George Washington University President Decries DC Police’s Refusal to Clear ‘Illegal’ Anti-Israel Encampment

The DC mayor has been invited to testify before Congress about the ongoing protest on campus.

AP/Mark Schiefelbein
An encampment of students protesting against the Israel-Hamas war at George Washington University. AP/Mark Schiefelbein

The president of George Washington University says the District of Columbia’s metropolitan police are refusing to clear the “illegal and potentially dangerous” encampment on the campus green. The mayor of the nation’s capital, Muriel Bowser, has been invited to testify before Congress about her refusal to clear the protest. 

University students set up an encampment on GW’s campus green on April 25, just over a week after the encampment at Columbia University sprang up. Students have for more than a week flown the Palestinian flag, pitched dozens of tents across the lawn, and vandalized the statue of President Washington at the heart of the university. 

“What is currently happening at GW is not a peaceful protest protected by the First Amendment or our university’s policies. The demonstration, like many around the country, has grown into what can only be classified as an illegal and potentially dangerous occupation of GW property,” the university president, Ellen Granberg, said in a letter to the GW community on Sunday. 

According to the Washington Post, the university administration asked metropolitan police to clear the protest from the yard on the same day it was set up, though that request was denied by police. 

In her Sunday letter, Ms. Granberg says the DC police are still refusing to clear the protest at her request, though she is in contact with them and they have stationed officers near the encampment.  “We continue to ask for the full support of our partners, including the District of Columbia,” she said.

Ms.

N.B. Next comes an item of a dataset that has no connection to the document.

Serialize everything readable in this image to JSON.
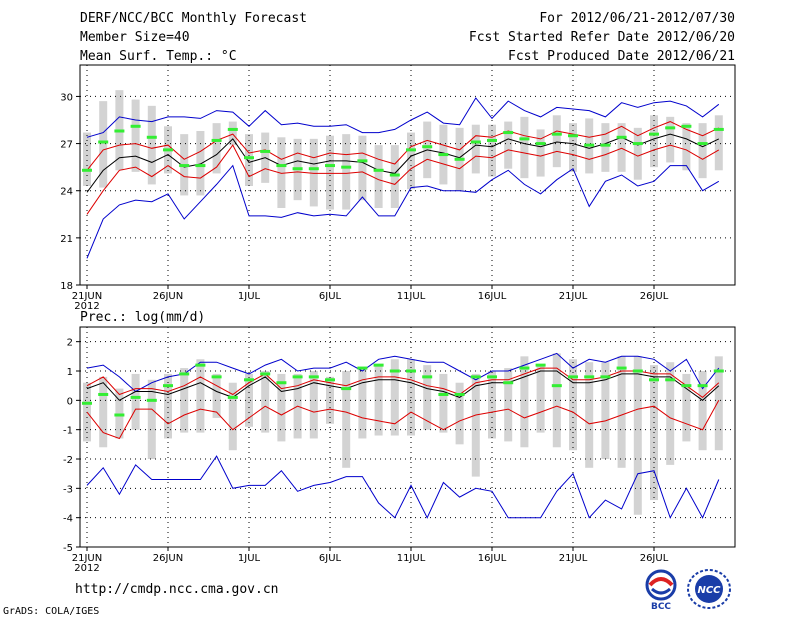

Granberg says while she is personally “grief-stricken” by the situation at Gaza, there can be no tolerance for illegal protesting on the university’s campus. 

“When protesters overrun barriers established to protect the community, vandalize a university statue and flag, surround and intimidate GW students with antisemitic images and hateful rhetoric, chase people out of a public yard based on their perceived beliefs, and ignore, degrade, and push GW Police Officers and university maintenance staff, the protest ceases to be peaceful or productive,” Ms. Granberg wrote. 

“All of these things have happened at GW in the last five days,” she continued. 

The university president also says that outside agitators have taken over the protest with the help of students, which puts the GW community at risk. The demonstration has “been co-opted by individuals who are largely unaffiliated with our community and do not have our community’s best interest in mind,” she says. “It is increasingly unsafe and a violation of university and city regulations to have so many unidentified and unvetted people from outside the GW community living on university property.”

One university student told the student newspaper, the GW Hatchet, that the encampment will end once GW divests from Israel. “We buy into this university, we pay money into this university and we’re asking that the university take honest true stance in acknowledging their role in the ongoing genocide,” GW junior Mahmoud Beydoun told the outlet.

The DC mayor has been invited to appear before Congress on Wednesday by the chairman of the House Oversight Committee, Congressman James Comer. Ms. Bowser and the chief of the metropolitan police, Pamela Smith, have not announced if they will appear before the panel. 

Ms. Smith told the Hill that she has seen no behavior at the protest that warrants sending in police. “I think here in the District of Columbia, we allow people the opportunity to have freedom of speech, and that’s what we’re seeing right now. There has been no violence, no violent behavior, no confrontations,” she said.